Today something exciting happened. I was doing some exercises, lying on my back, both arms raised above me. The morning light, the white ceiling behind, a light suntan, revealed how wrinkly my skin has become. I hadn’t noticed. Because my arms were held straight up, there was a noticeable skin sag happening around my hands too, revealing landscapes, like dried river beds, or cracks in the river silt of the Severn. I became mesmerised.
I took several shots of my hands and while I did I reflected on the video work I did for my MA. That was a series of films in an installation, close-up images of body parts, morphing and squeezing, all viewed through a mirror tunnel, which created a virtual ball of slow moving ambiguous flesh-bodies.
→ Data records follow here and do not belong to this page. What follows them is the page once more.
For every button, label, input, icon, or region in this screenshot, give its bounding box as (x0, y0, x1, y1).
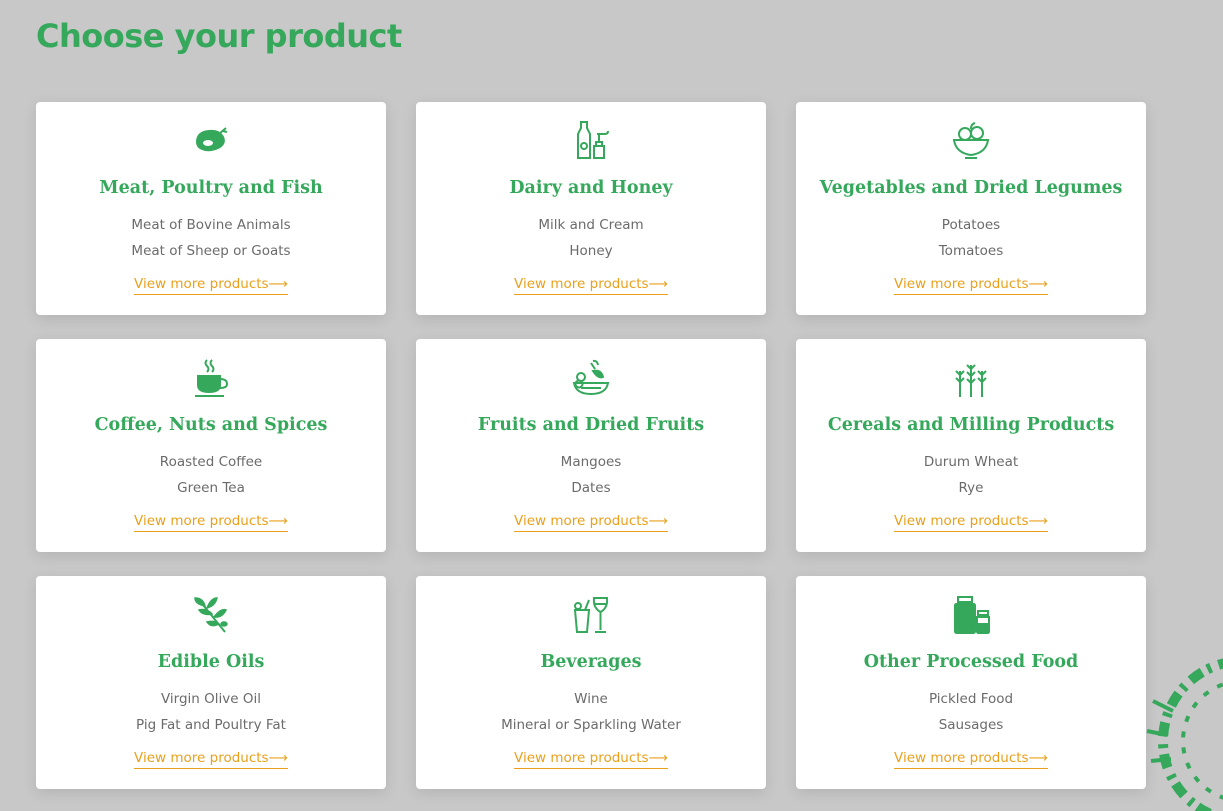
category-item: Pickled Food (928, 691, 1014, 707)
category-item: Meat of Bovine Animals (131, 217, 291, 233)
category-title: Beverages (540, 652, 642, 672)
category-title: Vegetables and Dried Legumes (819, 178, 1123, 198)
category-card-dairy: Dairy and Honey Milk and Cream Honey Vie… (416, 102, 766, 315)
fruit-basket-icon (571, 357, 611, 399)
category-item: Tomatoes (938, 243, 1004, 259)
category-item: Rye (958, 480, 984, 496)
drinks-icon (571, 594, 611, 636)
view-more-link[interactable]: View more products⟶ (514, 512, 668, 532)
category-card-oils: Edible Oils Virgin Olive Oil Pig Fat and… (36, 576, 386, 789)
category-title: Edible Oils (157, 652, 265, 672)
category-card-vegetables: Vegetables and Dried Legumes Potatoes To… (796, 102, 1146, 315)
view-more-link[interactable]: View more products⟶ (894, 512, 1048, 532)
dairy-honey-icon (571, 120, 611, 162)
category-card-fruits: Fruits and Dried Fruits Mangoes Dates Vi… (416, 339, 766, 552)
view-more-link[interactable]: View more products⟶ (894, 749, 1048, 769)
category-title: Cereals and Milling Products (827, 415, 1115, 435)
category-title: Other Processed Food (863, 652, 1079, 672)
salad-bowl-icon (951, 120, 991, 162)
category-item: Green Tea (177, 480, 245, 496)
category-item: Dates (571, 480, 611, 496)
wheat-icon (951, 357, 991, 399)
category-card-coffee: Coffee, Nuts and Spices Roasted Coffee G… (36, 339, 386, 552)
category-item: Honey (569, 243, 613, 259)
olive-branch-icon (191, 594, 231, 636)
view-more-link[interactable]: View more products⟶ (514, 749, 668, 769)
category-item: Wine (574, 691, 608, 707)
category-title: Fruits and Dried Fruits (477, 415, 705, 435)
view-more-link[interactable]: View more products⟶ (134, 512, 288, 532)
category-item: Meat of Sheep or Goats (131, 243, 291, 259)
category-item: Sausages (938, 717, 1004, 733)
category-item: Durum Wheat (923, 454, 1019, 470)
meat-icon (191, 120, 231, 162)
category-item: Mangoes (560, 454, 622, 470)
category-card-cereals: Cereals and Milling Products Durum Wheat… (796, 339, 1146, 552)
stamp-decoration (1146, 658, 1223, 811)
category-item: Virgin Olive Oil (160, 691, 261, 707)
category-item: Mineral or Sparkling Water (501, 717, 681, 733)
view-more-link[interactable]: View more products⟶ (134, 275, 288, 295)
category-card-beverages: Beverages Wine Mineral or Sparkling Wate… (416, 576, 766, 789)
category-title: Meat, Poultry and Fish (99, 178, 323, 198)
jars-icon (951, 594, 991, 636)
category-item: Milk and Cream (538, 217, 644, 233)
category-card-meat: Meat, Poultry and Fish Meat of Bovine An… (36, 102, 386, 315)
view-more-link[interactable]: View more products⟶ (894, 275, 1048, 295)
product-category-grid: Meat, Poultry and Fish Meat of Bovine An… (36, 102, 1146, 789)
category-item: Potatoes (941, 217, 1001, 233)
coffee-cup-icon (191, 357, 231, 399)
view-more-link[interactable]: View more products⟶ (514, 275, 668, 295)
category-item: Pig Fat and Poultry Fat (136, 717, 286, 733)
page-title: Choose your product (36, 17, 402, 55)
category-card-processed: Other Processed Food Pickled Food Sausag… (796, 576, 1146, 789)
category-title: Coffee, Nuts and Spices (94, 415, 328, 435)
view-more-link[interactable]: View more products⟶ (134, 749, 288, 769)
category-title: Dairy and Honey (509, 178, 673, 198)
category-item: Roasted Coffee (159, 454, 263, 470)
Other video clips of my face against a mirror were shown inside a mirror-topped plinth with a peepholes in the centre of the mirror. As the viewer leant over and looked in, they also saw their own face reflected on the surface while they viewed the video inside.
I reflected on the gaze – Martin Jay’s book has always hung in my mind and informed my understanding of how we view, and are viewed. My mind slipped into the traditions of self-portraits, the glum looks, the depth of the stare needed to portray oneself. I went on to consider selfies, the contemporary form of self-portraiture that is the opposite of the artist self-portrait. The selfie is not about self examination, but one of self-display, of performing to camera.
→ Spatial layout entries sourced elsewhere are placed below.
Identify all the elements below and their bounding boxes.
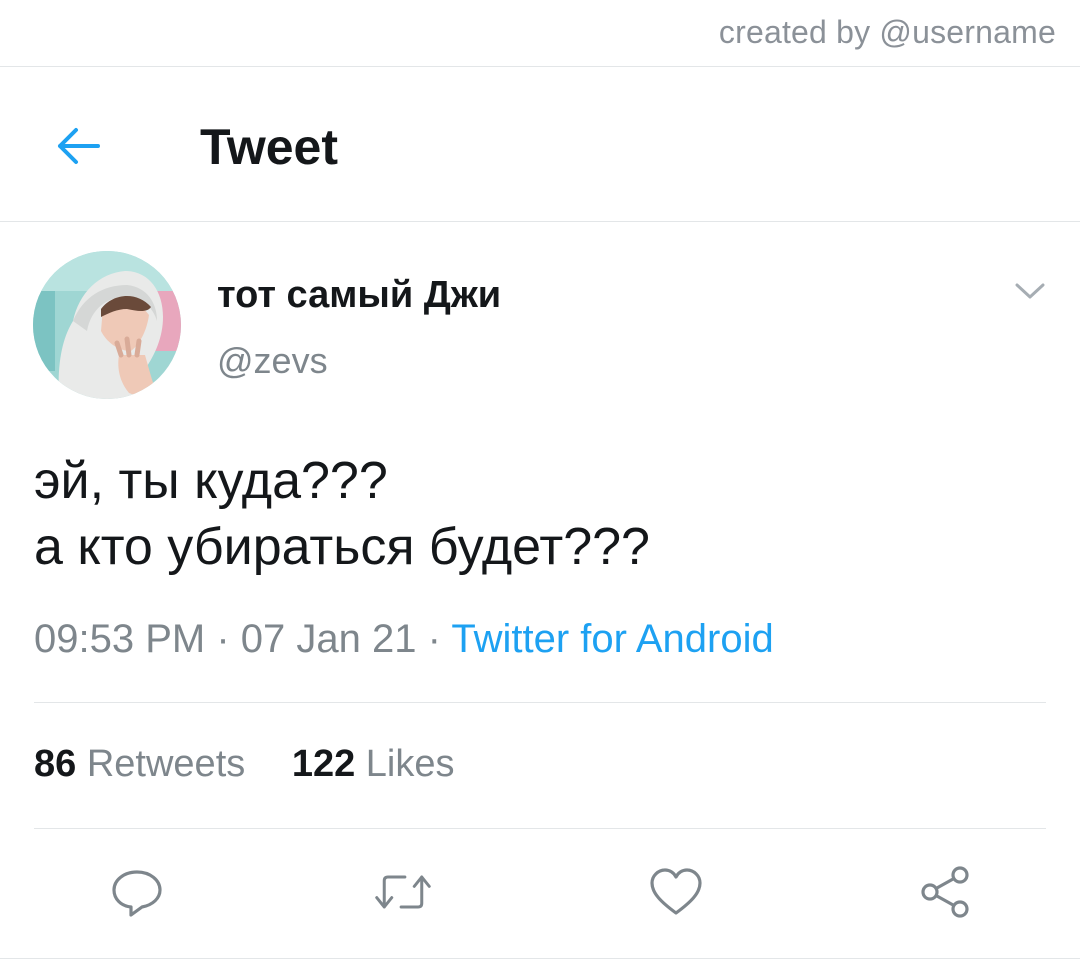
tweet-time: 09:53 PM bbox=[34, 617, 206, 661]
tweet-menu-button[interactable] bbox=[1010, 274, 1050, 308]
tweet-date: 07 Jan 21 bbox=[240, 617, 417, 661]
heart-icon bbox=[650, 868, 702, 915]
like-button[interactable] bbox=[646, 862, 706, 922]
tweet-stats: 86 Retweets 122 Likes bbox=[34, 743, 455, 786]
header-divider bbox=[0, 221, 1080, 222]
avatar-image bbox=[33, 251, 181, 399]
reply-button[interactable] bbox=[107, 862, 167, 922]
share-icon bbox=[921, 866, 969, 918]
reply-icon bbox=[112, 870, 162, 917]
retweet-icon bbox=[375, 875, 431, 909]
back-button[interactable] bbox=[48, 118, 108, 174]
likes-stat[interactable]: 122 Likes bbox=[292, 743, 455, 786]
top-divider bbox=[0, 66, 1080, 67]
author-display-name[interactable]: тот самый Джи bbox=[217, 274, 501, 317]
likes-count: 122 bbox=[291, 743, 356, 785]
tweet-meta: 09:53 PM · 07 Jan 21 · Twitter for Andro… bbox=[34, 617, 774, 662]
meta-separator: · bbox=[427, 617, 441, 661]
tweet-text: эй, ты куда??? а кто убираться будет??? bbox=[34, 448, 1046, 580]
stats-divider bbox=[34, 828, 1046, 829]
tweet-source-link[interactable]: Twitter for Android bbox=[451, 617, 773, 661]
retweets-count: 86 bbox=[34, 743, 77, 785]
watermark-credit: created by @username bbox=[718, 14, 1056, 50]
avatar[interactable] bbox=[33, 251, 181, 399]
author-handle[interactable]: @zevs bbox=[217, 340, 328, 382]
tweet-text-line: а кто убираться будет??? bbox=[34, 518, 650, 576]
share-button[interactable] bbox=[915, 862, 975, 922]
page-title: Tweet bbox=[200, 119, 338, 175]
retweets-label: Retweets bbox=[86, 743, 246, 785]
meta-divider bbox=[34, 702, 1046, 703]
chevron-down-icon bbox=[1015, 283, 1045, 299]
retweets-stat[interactable]: 86 Retweets bbox=[34, 743, 245, 786]
tweet-text-line: эй, ты куда??? bbox=[34, 452, 388, 510]
meta-separator: · bbox=[216, 617, 230, 661]
arrow-left-icon bbox=[58, 128, 100, 164]
likes-label: Likes bbox=[365, 743, 455, 785]
retweet-button[interactable] bbox=[373, 862, 433, 922]
bottom-divider bbox=[0, 958, 1080, 959]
As someone who enjoys using lens-based media – camera, 360 or video, I am very self-aware of my aversion to being photographed myself. As I lay there on my back, wondering at what I could see, and what I could frame, with my mobile phone, I switched it to selfie mode and explored. I brought the lens in close to my face, to remove the portraiture and reveal the surface, the landscape, of my skin. I held it steady and closed my eyes before shooting. I made several, mostly of my face. I was intrigued how foetal they looked. Lying on my back, eyes closed, there was no tension, I was relaxed and playing. As I thought about it I smiled, and caught the smile growing on my face.
I think I have found my new muse. Not a riverscape, but one of my body, of shifts and change, of how we perceive ourselves through self-portraiture and lenses.